I'm going to step into paranoia-land for a moment. The democratic legitimacy of our government is getting to be seriously compromised.
Now first things first: I'm not saying that Kerry “really” won the 2004 election. I don't have clear evidence of that. To the best of my knowledge, Bush won both the popular vote and the electoral vote.
The problem is, how good is the best of my knowledge?
There's good reason to think that the Florida results were fishy. There's scary evidence that electronic voting machines are as compromised as we have cause to fear. There was more chicanery in Florida. There's the mystery of why election results no longer match exit polls, a problem which some people take pretty seriously. And so on, on and on.
There's an epistemological crisis at work here. How can we know, as individual citizens, that the reported election results are correct?
Now step back to 2000. Bush was legitimately sworn in as President: an orderly, legal, and legitimate political process brought him there. But in terms of democracy, which means the will of the demos — the citizenry — our process failed us. Gore won the popular vote. He would have won a statewide recount in Florida using the “clear intent of the voter” standard, due to clear overvotes. We all know that, by the intended will of the voters, he would have won the initial count of the Florida vote were it not for a fluke of bad ballot design. In the process of sorting this stuff out, Bush took the Presidency by way of an outrageously nonsensical Supreme Court decision.

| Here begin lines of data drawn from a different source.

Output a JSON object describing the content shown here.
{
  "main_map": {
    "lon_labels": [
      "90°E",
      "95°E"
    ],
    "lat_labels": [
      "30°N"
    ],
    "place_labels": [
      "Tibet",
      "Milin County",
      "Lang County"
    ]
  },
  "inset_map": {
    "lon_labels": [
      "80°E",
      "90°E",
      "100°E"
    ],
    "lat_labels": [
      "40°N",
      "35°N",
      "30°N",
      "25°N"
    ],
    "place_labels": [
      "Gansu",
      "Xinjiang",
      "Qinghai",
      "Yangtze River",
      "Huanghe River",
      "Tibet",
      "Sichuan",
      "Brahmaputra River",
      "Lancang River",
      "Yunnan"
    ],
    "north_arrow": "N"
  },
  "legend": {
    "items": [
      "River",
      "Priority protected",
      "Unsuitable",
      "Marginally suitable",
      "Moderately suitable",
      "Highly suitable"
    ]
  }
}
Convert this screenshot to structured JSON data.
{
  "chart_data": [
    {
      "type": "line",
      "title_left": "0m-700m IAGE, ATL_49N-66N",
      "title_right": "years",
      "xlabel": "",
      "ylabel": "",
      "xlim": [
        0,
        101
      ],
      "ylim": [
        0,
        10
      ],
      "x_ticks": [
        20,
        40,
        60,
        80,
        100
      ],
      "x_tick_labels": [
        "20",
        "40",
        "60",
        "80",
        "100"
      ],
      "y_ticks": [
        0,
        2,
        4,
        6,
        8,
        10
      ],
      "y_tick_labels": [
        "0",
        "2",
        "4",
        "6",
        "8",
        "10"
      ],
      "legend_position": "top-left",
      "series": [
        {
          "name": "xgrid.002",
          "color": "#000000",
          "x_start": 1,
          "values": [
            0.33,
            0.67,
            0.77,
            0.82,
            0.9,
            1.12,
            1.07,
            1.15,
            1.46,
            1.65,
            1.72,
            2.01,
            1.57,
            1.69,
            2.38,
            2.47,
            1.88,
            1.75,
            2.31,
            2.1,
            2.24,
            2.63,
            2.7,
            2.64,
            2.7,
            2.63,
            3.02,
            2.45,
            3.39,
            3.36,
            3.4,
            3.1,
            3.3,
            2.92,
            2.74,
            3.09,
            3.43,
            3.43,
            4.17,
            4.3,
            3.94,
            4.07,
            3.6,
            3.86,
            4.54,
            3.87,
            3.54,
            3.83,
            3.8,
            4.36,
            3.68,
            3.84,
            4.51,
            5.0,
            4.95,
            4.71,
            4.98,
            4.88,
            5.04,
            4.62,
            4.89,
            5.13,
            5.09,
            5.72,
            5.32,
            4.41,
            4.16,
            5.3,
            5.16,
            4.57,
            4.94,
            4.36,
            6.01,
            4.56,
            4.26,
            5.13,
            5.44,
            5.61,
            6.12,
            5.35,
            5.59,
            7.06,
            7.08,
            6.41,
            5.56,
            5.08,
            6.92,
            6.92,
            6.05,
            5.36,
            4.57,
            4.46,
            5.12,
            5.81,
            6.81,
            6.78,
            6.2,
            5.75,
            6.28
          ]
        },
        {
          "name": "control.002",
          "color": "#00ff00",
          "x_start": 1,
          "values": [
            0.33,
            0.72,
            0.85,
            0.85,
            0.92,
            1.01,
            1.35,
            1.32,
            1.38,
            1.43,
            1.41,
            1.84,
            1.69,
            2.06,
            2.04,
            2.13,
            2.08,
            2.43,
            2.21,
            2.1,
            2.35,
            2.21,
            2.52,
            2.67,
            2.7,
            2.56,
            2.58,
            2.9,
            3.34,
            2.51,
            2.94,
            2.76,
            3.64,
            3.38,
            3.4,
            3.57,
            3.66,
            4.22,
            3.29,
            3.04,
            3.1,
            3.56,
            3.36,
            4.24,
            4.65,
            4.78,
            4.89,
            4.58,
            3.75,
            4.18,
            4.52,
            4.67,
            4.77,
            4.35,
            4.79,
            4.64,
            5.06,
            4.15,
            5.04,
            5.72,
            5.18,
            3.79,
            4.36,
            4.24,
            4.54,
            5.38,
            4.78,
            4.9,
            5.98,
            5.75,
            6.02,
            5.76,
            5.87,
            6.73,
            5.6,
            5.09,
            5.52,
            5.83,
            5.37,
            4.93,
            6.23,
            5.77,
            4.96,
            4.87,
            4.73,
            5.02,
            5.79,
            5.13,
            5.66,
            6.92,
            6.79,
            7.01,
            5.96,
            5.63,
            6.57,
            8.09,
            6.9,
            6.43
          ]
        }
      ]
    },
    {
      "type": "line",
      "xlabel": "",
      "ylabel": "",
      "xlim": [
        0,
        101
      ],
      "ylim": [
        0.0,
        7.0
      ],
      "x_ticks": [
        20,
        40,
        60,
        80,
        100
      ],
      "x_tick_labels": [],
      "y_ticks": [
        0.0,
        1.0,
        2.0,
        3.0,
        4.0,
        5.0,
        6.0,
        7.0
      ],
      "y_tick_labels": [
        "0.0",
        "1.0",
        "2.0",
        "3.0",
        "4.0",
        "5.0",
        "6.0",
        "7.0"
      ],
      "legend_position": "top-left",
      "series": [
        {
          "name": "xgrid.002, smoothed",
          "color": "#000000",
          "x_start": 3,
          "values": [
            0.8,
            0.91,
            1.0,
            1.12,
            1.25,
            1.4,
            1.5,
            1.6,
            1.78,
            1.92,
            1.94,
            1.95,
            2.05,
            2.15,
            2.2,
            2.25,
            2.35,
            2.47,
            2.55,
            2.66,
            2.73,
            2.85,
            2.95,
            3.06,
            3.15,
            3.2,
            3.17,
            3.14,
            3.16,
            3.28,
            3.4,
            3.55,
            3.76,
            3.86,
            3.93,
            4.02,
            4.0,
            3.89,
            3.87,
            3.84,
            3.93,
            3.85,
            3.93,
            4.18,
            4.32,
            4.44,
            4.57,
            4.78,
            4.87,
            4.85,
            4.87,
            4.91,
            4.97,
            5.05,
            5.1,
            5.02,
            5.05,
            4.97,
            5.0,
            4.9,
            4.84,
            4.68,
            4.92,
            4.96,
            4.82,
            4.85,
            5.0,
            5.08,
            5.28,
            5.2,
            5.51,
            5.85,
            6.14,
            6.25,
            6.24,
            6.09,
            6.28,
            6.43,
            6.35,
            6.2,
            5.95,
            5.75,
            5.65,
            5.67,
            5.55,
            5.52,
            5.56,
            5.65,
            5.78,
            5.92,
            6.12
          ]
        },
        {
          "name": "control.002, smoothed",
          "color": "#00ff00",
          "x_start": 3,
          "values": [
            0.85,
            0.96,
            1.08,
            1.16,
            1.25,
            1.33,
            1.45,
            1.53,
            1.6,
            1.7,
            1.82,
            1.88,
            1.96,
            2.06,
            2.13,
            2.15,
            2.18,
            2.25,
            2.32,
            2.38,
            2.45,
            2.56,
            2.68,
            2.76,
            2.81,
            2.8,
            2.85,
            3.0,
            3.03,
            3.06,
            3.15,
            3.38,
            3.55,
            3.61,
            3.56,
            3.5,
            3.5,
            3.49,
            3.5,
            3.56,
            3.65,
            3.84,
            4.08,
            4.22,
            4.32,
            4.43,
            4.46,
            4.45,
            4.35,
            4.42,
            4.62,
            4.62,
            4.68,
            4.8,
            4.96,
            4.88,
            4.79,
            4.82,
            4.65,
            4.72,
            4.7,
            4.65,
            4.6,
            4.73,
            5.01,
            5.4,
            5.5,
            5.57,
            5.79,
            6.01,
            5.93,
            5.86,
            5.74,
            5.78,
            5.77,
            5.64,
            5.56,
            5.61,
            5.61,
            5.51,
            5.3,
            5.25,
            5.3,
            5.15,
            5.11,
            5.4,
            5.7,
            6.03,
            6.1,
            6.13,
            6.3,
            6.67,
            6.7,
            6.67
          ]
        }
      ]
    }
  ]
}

There's an ontological crisis there. Who is the “real” winner of the 2000 election?
Understand, I accept the results of both elections. Obviously, both elections were close, and given the flaws in the mechanics of the electoral process it's hard to confidently identify a clear winner within that margin. I don't see much to be gained from challenging the results at this point. With the current system in place and the genuinely split electorate, that way lies madness. How could any result from a challenge produce a winner who holds any better legitimacy in the eyes of the American people?
But on a deeper level, long-term, we cannot be making these evaluations with the caveat “given the flaws in the mechanics of the electoral process.” That breeds paranoia and distrust of the legitimacy of the electoral process as a whole. We need reform to eliminate the problems of both elections, and we're not getting it. The lack of reform, the lack of discussion, the lack of investigation — these are more corrosive than the electoral irregularities themselves.
If no one trustworthy is doing the detective-work, then citizens become susceptable not only to reasonable doubts, but also to bogus questions about the legitimacy of our elections. Which then makes bogus arguments proliferate, because they're easy to make. Which can create an environment in which a significant portion of the population simply rejects the legitimacy of our elections. We're already starting to see a lot of doubt, and a little bit of outright rejection of electoral results, out here on the left.
If that spreads, then there are two scary results. First, the legitimacy of the sitting government comes into question, because that legitimacy rests on the legitimacy of the elections that define it. Second, the legitimacy of popular election as a mechanism of democracy becomes questionable. If we cannot trust that elections work, then how do we define democracy? Do we believe in democracy at all at that point?
I actually see a positive trend here. Ever since the 2000 race, there has been a lot of attention paid to problems with the process-- some genuine mistakes, and some fraud. I claim (without proof, of course) that a great many faults in the electoral system have been with us for a long time. Due to the 2000 race we are taking note of these faults and at least starting to bumble our way toward fixing them.
ReplyDeleteYeah, the awareness is improving. But is there a political process available that will allay the public's anxiety? Is there a political process that will actually make elections more fair, accurate, and reliable? Is it possible to keep those from being two sepearate questions? I'm hopeful that the answers to these questions are yes, yes, and yes, but I'm not confident at all.